Next-Generation Sequencing: Challenges and Clinical Translation
Original article published on Illumina Blog, on 30 Apr 2014 here.
As the research world advances the field of genomics, the clinical counterpart attempts to translate these technologies for patients. The intersection of these two worlds and a candid discussion of genomic application to cancer were on display at the recently concluded 105th annual meeting of the American Association of Cancer Research (AACR) in San Diego.
Promises and Challenges of Cancer Genomics
The first human genome that was sequenced cost a staggering $3 billion just over a decade ago . Today, we have come close to getting an entire genome sequenced for $1000. This tremendous fall in the price was made possible by unprecedented technological advances and the subsequent availability of increasingly efficient platforms. However, in spite of increased access and the plummeting costs of sequencing, considerable challenges remain, primarily related to data analysis and interpretation. Understanding the relevance of genomic variation in the context of cancer will require the sequencing analysis of a substantial number of samples to get statistical correlation and validation by functional genomic approaches.
Sequencing the genome (whole-genome sequencing, WGS), exome (whole-exome sequencing, WES), and transcriptome (RNA sequencing, RNA-Seq) are three approaches that help researchers detect somatic cancer genome alterations such as nucleotide substitutions, insertions, deletions, copy number variations, and chromosomal rearrangements. Targeted sequencing can be used for regions of interest at significantly lower costs compared to the whole-genome approach.

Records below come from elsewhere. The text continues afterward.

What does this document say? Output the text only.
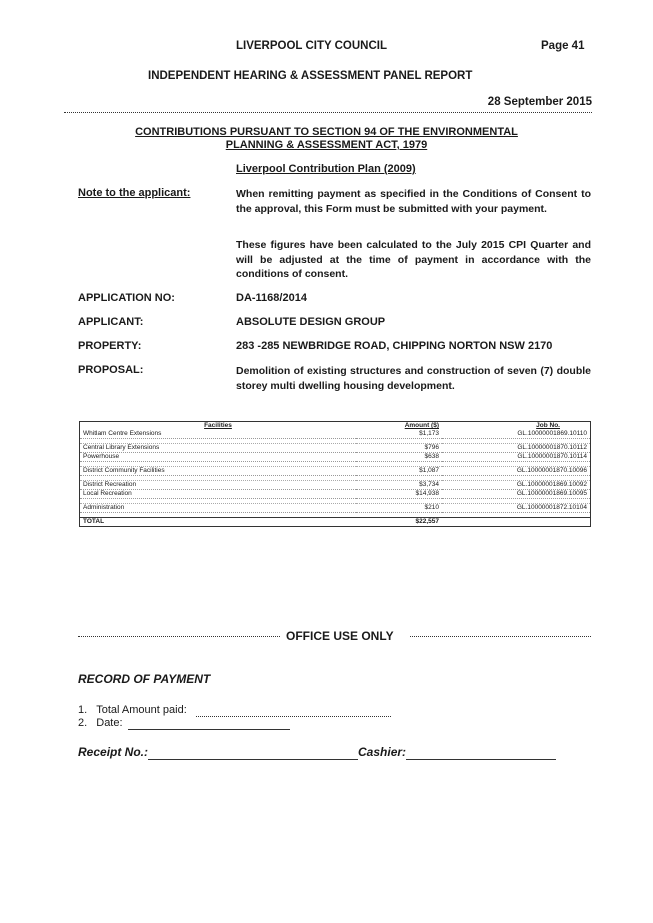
LIVERPOOL CITY COUNCIL	Page 41
INDEPENDENT HEARING & ASSESSMENT PANEL REPORT
28 September 2015
CONTRIBUTIONS PURSUANT TO SECTION 94 OF THE ENVIRONMENTAL
PLANNING & ASSESSMENT ACT, 1979
Liverpool Contribution Plan (2009)
Note to the applicant:	When remitting payment as specified in the Conditions of Consent to the approval, this Form must be submitted with your payment.
These figures have been calculated to the July 2015 CPI Quarter and will be adjusted at the time of payment in accordance with the conditions of consent.
APPLICATION NO:	DA-1168/2014
APPLICANT:	ABSOLUTE DESIGN GROUP
PROPERTY:	283 -285 NEWBRIDGE ROAD, CHIPPING NORTON NSW 2170
PROPOSAL:	Demolition of existing structures and construction of seven (7) double storey multi dwelling housing development.
Facilities	Amount ($)	Job No.
Whitlam Centre Extensions	$1,173	GL.10000001869.10110

Central Library Extensions	$796	GL.10000001870.10112
Powerhouse	$638	GL.10000001870.10114

District Community Facilities	$1,087	GL.10000001870.10096

District Recreation	$3,734	GL.10000001869.10092
Local Recreation	$14,938	GL.10000001869.10095

Administration	$210	GL.10000001872.10104

TOTAL	$22,557	
OFFICE USE ONLY
RECORD OF PAYMENT
1. Total Amount paid:
2. Date:
Receipt No.:	Cashier:
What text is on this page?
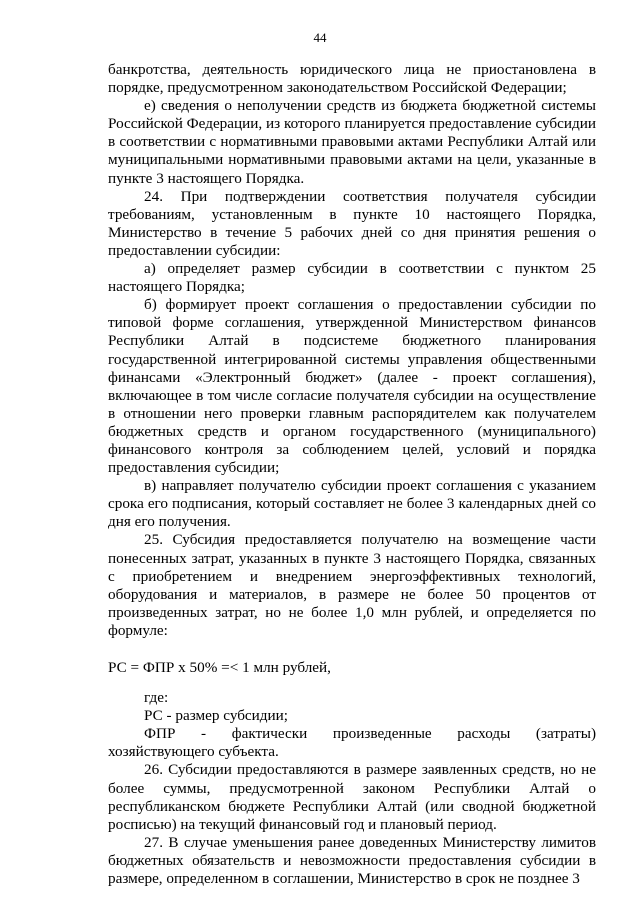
44

банкротства, деятельность юридического лица не приостановлена в порядке, предусмотренном законодательством Российской Федерации;

е) сведения о неполучении средств из бюджета бюджетной системы Российской Федерации, из которого планируется предоставление субсидии в соответствии с нормативными правовыми актами Республики Алтай или муниципальными нормативными правовыми актами на цели, указанные в пункте 3 настоящего Порядка.

24. При подтверждении соответствия получателя субсидии требованиям, установленным в пункте 10 настоящего Порядка, Министерство в течение 5 рабочих дней со дня принятия решения о предоставлении субсидии:

а) определяет размер субсидии в соответствии с пунктом 25 настоящего Порядка;

б) формирует проект соглашения о предоставлении субсидии по типовой форме соглашения, утвержденной Министерством финансов Республики Алтай в подсистеме бюджетного планирования государственной интегрированной системы управления общественными финансами «Электронный бюджет» (далее - проект соглашения), включающее в том числе согласие получателя субсидии на осуществление в отношении него проверки главным распорядителем как получателем бюджетных средств и органом государственного (муниципального) финансового контроля за соблюдением целей, условий и порядка предоставления субсидии;

в) направляет получателю субсидии проект соглашения с указанием срока его подписания, который составляет не более 3 календарных дней со дня его получения.

25. Субсидия предоставляется получателю на возмещение части понесенных затрат, указанных в пункте 3 настоящего Порядка, связанных с приобретением и внедрением энергоэффективных технологий, оборудования и материалов, в размере не более 50 процентов от произведенных затрат, но не более 1,0 млн рублей, и определяется по формуле:

РС = ФПР х 50% =< 1 млн рублей,

где:

РС - размер субсидии;

ФПР - фактически произведенные расходы (затраты) хозяйствующего субъекта.

26. Субсидии предоставляются в размере заявленных средств, но не более суммы, предусмотренной законом Республики Алтай о республиканском бюджете Республики Алтай (или сводной бюджетной росписью) на текущий финансовый год и плановый период.

27. В случае уменьшения ранее доведенных Министерству лимитов бюджетных обязательств и невозможности предоставления субсидии в размере, определенном в соглашении, Министерство в срок не позднее 3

These investigations not only help in understanding the pathogenesis of cancers but also provide biomarkers that can identify novel targets for drug development. Importantly, these data can help guide cancer therapy using existing drugs against actionable molecular targets.
Cancer genome sequencing involves significant challenges – such as the quality (paraffin-embedded, variably degraded, heterogeneous) and quantity of samples available. There are ways to overcome most of these challenges and get meaningful data. For instance, increasing sequence depth can counter low sample purity and increased ploidy. Sequencing the ends of DNA library molecules can identify discordant pairs representing deletions, amplifications, inversions, or translocations. Paired-end reads have become a valuable strategy for cancer genomics. Finally, since most genetic abnormalities in cancer are somatic and not germ line, a comparison of a patient’s matched “normal” genome is crucial to interpret the alterations identified through deep sequencing.
Christos Hatzis, Ph.D. from Yale Cancer Center expounded on additional challenges associated with sequencing, in an AACR symposium “NGS: From Bench To Bedside”. Most of the data obtained with state-of-the-art sequencers is in the form of short reads. Hence, analysis and interpretation of these data encounters several challenges, including those associated with base calling, sequence alignment and assembly, and variant calling. These challenges have led to the development of innovative computational tools and bioinformatics approaches to facilitate data analysis and clinical translation.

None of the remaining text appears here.